Recent studies have reported a possible increased risk of delayed perforation with the St. Jude Riata defibrillator lead. The purpose of this study was to determine the incidence and time of occurrence of this complication in a large number of patients who underwent implantationm at a single center. We reviewed the data and clinical course on all patients who underwent implantation of the St. Jude Riata (1580/1581, 1590/1591, and the 7000/7001 ST series) right ventricular defibrillator lead at the Massachusetts General Hospital between June 2001 and October 2007. Data were compared with all Medtronic Sprint Fidelis leads implanted during the same time period. Of a total of 416 implanted Riata leads, follow-up data at 6 weeks and 3 months was available for 87% and 75% of patients, respectively.

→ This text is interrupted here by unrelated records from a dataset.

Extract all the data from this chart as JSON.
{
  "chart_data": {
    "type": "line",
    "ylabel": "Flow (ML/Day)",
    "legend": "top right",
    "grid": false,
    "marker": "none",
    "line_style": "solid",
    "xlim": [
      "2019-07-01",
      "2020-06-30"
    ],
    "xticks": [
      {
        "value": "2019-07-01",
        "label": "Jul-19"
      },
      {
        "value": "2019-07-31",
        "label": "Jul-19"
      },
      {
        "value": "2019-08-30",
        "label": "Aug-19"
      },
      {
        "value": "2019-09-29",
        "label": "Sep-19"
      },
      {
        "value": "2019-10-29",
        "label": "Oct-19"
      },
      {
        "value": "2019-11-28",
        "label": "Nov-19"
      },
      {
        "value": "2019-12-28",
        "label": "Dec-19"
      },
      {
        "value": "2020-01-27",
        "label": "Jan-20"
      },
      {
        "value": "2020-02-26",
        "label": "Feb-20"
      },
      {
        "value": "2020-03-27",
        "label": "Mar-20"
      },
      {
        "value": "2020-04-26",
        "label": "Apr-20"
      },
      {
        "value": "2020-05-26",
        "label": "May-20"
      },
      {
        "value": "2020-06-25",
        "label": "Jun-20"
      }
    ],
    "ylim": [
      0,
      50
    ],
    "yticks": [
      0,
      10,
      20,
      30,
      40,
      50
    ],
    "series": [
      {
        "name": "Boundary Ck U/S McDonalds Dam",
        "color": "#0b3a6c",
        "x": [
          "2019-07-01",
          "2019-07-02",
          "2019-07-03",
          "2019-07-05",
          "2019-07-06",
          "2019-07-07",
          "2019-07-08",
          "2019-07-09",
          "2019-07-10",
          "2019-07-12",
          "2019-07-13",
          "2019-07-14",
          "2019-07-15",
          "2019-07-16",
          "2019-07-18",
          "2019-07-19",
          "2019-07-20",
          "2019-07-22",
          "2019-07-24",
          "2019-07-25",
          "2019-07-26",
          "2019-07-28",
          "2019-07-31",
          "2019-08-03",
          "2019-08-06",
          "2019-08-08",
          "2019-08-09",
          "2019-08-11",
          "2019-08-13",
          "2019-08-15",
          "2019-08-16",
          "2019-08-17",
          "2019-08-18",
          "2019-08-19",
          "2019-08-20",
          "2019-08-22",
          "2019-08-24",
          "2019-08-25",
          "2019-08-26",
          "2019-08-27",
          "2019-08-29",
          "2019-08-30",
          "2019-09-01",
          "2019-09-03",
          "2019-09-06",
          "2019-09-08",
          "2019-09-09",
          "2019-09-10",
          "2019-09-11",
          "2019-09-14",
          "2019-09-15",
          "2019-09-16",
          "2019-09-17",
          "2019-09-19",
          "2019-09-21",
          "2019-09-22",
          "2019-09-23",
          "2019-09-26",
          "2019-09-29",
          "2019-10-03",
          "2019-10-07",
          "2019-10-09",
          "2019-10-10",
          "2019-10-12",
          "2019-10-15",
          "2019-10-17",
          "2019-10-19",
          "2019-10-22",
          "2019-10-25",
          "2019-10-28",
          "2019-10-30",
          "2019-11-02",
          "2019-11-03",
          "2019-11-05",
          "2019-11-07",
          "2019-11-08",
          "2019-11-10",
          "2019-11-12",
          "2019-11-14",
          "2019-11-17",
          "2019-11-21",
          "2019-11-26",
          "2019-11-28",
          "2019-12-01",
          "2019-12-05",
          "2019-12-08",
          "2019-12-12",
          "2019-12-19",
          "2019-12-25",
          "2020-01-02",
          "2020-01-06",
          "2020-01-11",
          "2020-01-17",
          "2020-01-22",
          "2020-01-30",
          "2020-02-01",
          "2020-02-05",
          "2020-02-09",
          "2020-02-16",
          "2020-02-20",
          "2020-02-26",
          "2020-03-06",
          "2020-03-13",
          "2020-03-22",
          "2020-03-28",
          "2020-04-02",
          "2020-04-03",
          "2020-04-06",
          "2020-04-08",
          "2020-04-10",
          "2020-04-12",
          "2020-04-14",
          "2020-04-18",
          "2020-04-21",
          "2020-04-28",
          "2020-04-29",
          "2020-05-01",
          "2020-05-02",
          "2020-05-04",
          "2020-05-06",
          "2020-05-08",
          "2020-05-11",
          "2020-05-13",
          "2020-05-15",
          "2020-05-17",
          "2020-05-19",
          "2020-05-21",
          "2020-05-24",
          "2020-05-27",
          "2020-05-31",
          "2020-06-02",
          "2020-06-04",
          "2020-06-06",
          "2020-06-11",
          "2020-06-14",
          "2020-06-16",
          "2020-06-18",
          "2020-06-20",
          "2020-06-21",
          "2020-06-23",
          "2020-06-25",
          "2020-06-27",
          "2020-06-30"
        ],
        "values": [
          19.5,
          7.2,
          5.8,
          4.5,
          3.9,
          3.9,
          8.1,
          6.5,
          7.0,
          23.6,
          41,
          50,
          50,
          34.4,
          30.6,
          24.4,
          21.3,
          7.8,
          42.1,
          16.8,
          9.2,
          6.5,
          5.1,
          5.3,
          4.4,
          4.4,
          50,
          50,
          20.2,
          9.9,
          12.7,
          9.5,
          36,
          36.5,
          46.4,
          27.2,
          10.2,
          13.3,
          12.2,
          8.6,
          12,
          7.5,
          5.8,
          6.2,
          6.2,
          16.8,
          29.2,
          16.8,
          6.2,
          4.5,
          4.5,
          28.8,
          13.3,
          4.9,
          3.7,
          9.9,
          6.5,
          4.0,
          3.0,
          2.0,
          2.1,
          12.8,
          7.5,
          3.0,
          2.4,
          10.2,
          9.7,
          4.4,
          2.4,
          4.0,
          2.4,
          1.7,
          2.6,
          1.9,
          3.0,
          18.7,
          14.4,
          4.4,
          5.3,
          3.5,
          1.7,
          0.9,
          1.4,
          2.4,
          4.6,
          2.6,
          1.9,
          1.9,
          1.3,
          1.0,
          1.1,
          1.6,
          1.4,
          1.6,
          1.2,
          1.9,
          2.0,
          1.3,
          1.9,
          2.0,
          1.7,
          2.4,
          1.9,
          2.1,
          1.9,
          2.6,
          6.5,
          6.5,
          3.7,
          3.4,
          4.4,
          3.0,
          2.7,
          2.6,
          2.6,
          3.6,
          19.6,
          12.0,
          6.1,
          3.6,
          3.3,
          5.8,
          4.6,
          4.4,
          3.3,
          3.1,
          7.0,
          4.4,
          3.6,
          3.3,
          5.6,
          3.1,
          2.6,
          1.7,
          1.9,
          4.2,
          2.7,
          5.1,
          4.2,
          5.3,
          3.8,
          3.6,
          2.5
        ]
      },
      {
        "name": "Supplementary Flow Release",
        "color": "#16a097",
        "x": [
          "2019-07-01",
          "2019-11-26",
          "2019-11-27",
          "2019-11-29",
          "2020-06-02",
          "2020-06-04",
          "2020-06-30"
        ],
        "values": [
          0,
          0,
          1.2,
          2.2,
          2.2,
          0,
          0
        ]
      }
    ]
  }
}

There were 6 cases of lead perforation (6 of 233, 2.6%) with the 1580/1581 series, no cases of lead perforation (0 of 92) with the 1590/1591 series, and 2 cases of perforation (2 of 92, 2.2%) with the 7000/7001 ST series. Interrogation the day after implantation did not reveal any abnormalities. Patients with perforation developed symptoms of chest pain or shortness of breath within 3 weeks post-implantation; interrogation revealed pacing thresholds of >5 V at 0.5 ms within the first follow-up period of 6 weeks. All cases of perforation with the St. Jude Riata lead occurred within 6 weeks post-implantation and showed pacing thresholds >5 V at 0.5 ms. There were no cases of delayed perforation after 6 weeks in 307 patients with at least 3 months of follow-up.